Quando l’avvocato è collezionista di Pinocchi

VARESE Alti oltre un metro e lillipuziani. Con il cappello a punta e il naso in plastilina morbida. Tradizionali, con le articolazioni mobili e il vestito rosso. Sono gli 82 pinocchi della collezione dell’avvocato Pierpaolo Cassarà, da dieci anni membro dell’Associazione dei Pinocchisti di Firenze. «Per diventare un pinocchista bisogna avere un gran numero di burattini, ma è la qualità dei singoli pezzi che fa ottenere il riconoscimento» spiega l’avvocato. Alcuni pinocchi hanno un valore inestimabile che può superare le migliaia

di euro. Nella collezione ce ne sono di tutte le epoche e di tutti i materiali. E non mancano neppure i pinocchi in materiali preziosi, conservati al sicuro. L’avvocato li ha cercati in giro per l’Italia tra un’udienza e l’altra, «le città dove ce ne sono di più sono Roma e Napoli» racconta. Può sorprendere, ma i pinocchisti non sono rari: persino Bill Gates pare abbia fatto costruire un Pinocchio alto 15 metri all’ingresso di una delle sue «engineering factory».

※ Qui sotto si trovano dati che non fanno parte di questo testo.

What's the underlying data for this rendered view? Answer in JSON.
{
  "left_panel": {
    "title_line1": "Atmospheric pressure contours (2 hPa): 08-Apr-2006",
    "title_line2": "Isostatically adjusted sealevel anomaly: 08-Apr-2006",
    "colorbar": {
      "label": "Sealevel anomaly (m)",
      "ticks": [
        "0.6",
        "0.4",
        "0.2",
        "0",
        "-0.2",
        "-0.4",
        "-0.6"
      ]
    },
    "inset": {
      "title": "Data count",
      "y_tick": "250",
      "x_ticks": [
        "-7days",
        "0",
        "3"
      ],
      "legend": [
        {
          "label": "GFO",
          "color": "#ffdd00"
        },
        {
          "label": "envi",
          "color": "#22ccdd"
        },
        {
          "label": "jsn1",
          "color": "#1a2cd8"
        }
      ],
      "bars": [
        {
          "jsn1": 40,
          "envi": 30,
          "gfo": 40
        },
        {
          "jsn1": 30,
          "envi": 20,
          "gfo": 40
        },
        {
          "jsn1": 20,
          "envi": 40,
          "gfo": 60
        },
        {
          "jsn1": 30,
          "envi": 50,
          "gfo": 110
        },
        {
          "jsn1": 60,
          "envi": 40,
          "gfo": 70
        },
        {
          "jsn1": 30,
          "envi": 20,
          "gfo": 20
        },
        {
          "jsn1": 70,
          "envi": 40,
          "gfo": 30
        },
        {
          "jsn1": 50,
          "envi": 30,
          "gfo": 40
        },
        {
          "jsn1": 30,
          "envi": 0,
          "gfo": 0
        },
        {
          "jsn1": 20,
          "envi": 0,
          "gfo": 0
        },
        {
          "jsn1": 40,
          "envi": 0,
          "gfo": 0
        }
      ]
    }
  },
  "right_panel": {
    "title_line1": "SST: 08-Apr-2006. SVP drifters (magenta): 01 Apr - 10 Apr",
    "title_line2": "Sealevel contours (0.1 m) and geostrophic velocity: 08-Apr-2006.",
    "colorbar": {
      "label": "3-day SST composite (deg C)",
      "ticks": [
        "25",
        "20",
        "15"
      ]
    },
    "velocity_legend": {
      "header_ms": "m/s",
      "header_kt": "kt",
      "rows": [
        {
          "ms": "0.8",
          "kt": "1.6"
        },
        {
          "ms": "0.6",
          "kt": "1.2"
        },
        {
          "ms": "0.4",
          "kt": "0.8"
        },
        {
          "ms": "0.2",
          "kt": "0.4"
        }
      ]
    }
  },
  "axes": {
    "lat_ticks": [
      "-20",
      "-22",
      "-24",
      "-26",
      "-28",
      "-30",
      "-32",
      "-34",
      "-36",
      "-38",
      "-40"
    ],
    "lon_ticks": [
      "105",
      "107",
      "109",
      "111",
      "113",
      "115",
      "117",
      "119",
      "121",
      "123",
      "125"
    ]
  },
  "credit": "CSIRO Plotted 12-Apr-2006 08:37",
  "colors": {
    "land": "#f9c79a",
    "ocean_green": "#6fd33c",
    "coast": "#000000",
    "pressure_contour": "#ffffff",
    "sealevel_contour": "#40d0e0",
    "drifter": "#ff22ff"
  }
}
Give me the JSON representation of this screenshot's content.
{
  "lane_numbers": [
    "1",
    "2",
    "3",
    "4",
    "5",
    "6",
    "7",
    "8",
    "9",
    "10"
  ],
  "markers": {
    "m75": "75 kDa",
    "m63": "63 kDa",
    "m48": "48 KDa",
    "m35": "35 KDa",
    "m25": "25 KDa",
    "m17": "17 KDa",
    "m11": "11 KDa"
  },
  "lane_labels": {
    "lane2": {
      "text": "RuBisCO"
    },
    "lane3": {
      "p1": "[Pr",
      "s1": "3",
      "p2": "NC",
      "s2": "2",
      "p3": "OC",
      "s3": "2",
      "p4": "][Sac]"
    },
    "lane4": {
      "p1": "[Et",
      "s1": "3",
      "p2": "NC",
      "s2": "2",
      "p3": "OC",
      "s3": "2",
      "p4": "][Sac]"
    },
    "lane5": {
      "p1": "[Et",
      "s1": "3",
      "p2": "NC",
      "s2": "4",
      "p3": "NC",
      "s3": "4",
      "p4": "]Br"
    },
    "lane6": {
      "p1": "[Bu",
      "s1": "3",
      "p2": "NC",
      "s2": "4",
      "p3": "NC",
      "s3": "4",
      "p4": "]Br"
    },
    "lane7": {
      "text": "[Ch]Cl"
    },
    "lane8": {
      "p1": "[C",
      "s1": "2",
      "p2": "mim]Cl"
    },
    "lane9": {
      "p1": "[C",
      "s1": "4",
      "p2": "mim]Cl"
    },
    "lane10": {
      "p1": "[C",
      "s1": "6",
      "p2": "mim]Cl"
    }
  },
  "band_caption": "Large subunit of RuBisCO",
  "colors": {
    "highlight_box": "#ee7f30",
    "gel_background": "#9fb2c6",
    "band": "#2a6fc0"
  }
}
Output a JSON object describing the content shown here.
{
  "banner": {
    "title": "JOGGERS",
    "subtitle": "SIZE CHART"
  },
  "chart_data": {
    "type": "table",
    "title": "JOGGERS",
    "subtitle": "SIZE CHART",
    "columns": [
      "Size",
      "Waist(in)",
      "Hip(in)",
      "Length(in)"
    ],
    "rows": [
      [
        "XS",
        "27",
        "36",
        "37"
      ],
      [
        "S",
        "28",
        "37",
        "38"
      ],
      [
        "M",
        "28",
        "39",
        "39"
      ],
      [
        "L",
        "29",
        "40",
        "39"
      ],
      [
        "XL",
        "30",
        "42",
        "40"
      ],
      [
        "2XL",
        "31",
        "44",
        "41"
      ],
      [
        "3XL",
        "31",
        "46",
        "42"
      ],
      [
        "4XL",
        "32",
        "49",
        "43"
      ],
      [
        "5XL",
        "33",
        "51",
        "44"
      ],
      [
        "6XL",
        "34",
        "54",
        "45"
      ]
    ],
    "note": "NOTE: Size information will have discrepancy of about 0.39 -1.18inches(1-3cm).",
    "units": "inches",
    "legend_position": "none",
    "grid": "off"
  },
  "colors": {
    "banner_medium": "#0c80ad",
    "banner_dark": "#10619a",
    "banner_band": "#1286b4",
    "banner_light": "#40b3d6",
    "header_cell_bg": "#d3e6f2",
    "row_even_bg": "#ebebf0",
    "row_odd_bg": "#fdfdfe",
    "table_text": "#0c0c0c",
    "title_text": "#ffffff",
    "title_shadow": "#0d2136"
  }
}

La collezione dei Pinocchi di Cassarà si divide parte nello studio di Varese e parte in quello di Solbiate Olona. Alcuni Pinocchi sono seduti con le gambe a penzoloni sugli scaffali delle librerie, altri sono vicino ai libri di diritto. Accostare i volumi di legge a Pinocchio non deve sorprendere. Ciò che lega verità e racconto della stessa fu ben espresso da Alessandro Manzoni in quel passo che dice: «All’avvocato devi raccontare le cose chiare. Poi ad ingarbugliarle ci penso io». Il Pinocchio più raro di Cassarà è un pezzo degli anni ’30 con il naso costruito in plastilina morbida per rispettare le norme di sicurezza di quel periodo. Tra i libri di diritto, i codici e i burattini, ci sono anche alcuni volumi di Pinocchio. L’edizione più preziosa è del 1887 e riporta alcuni materiali storiografici precedenti alla pubblicazione del libro.
Chi conosce la storia di Pinocchio non può non rimanere affascinato da quella di Collodi (pseudonimo di Carlo Lorenzini), uomo accigliato e burbero, che scrisse il libro inserendo volutamente degli errori ortografici per disprezzo della grammatica. «Collodi, infatti, se ne infischiava dell’ortografia per tenere spontanea la sua creatività» spiega Cassarà. Il libro che conosciamo oggi fu pubblicato dopo alcune edizioni del Giannettino che vendette 50 mila copie e che, come il Pinocchio, fu dedicato ai ragazzi della borghesia. Il primo a dimostrare interesse per Collodi fu Guido Biagi, direttore del «giornale per i bambini». Successivamente, all’editore Sandro Poggi, nel 1881, Collodi disse: «eccoti queste bambinate, fanne quello che vuoi basta che mi paghi». Mai più lo scrittore pensava che da quei cartigli scritti per saldare debiti di gioco sarebbe nato un classico per l’infanzia. Se questo è successo è perché Collodi «fu un rivoluzionario che seppe educare con la fantasia, con lui si affermò quello spirito che infranse quella barriera di musoneria obbligatoria dove si trincerava il mondo dei maestri e degli educatori» continua Cassarà. «Pinocchio parla di noi perché tutti, ogni giorno, ci raccontiamo delle bugie. La maggior parte sono a fin di bene e servono per far sembrare la realtà più bella di quello che è veramente, quasi una pastiglia per vivere felici». Per descrivere il legame tra bugia e psiche, l’avvocato sta scrivendo un libro, il cui titolo dovrebbe essere «l’ombra della bugia».  La collezione di Pinocchi ambisce a crescere ancora: «Questi burattini hanno il compito di rievocare la nostra infanzia». Sotto il profilo pittorico, sono il Mazzanti, il Chiostri e il Mussino ad aver individuato i caratteri strutturali del personaggio di Pinocchio. «Tutto quello che è fuori da questi canoni non è Pinocchio».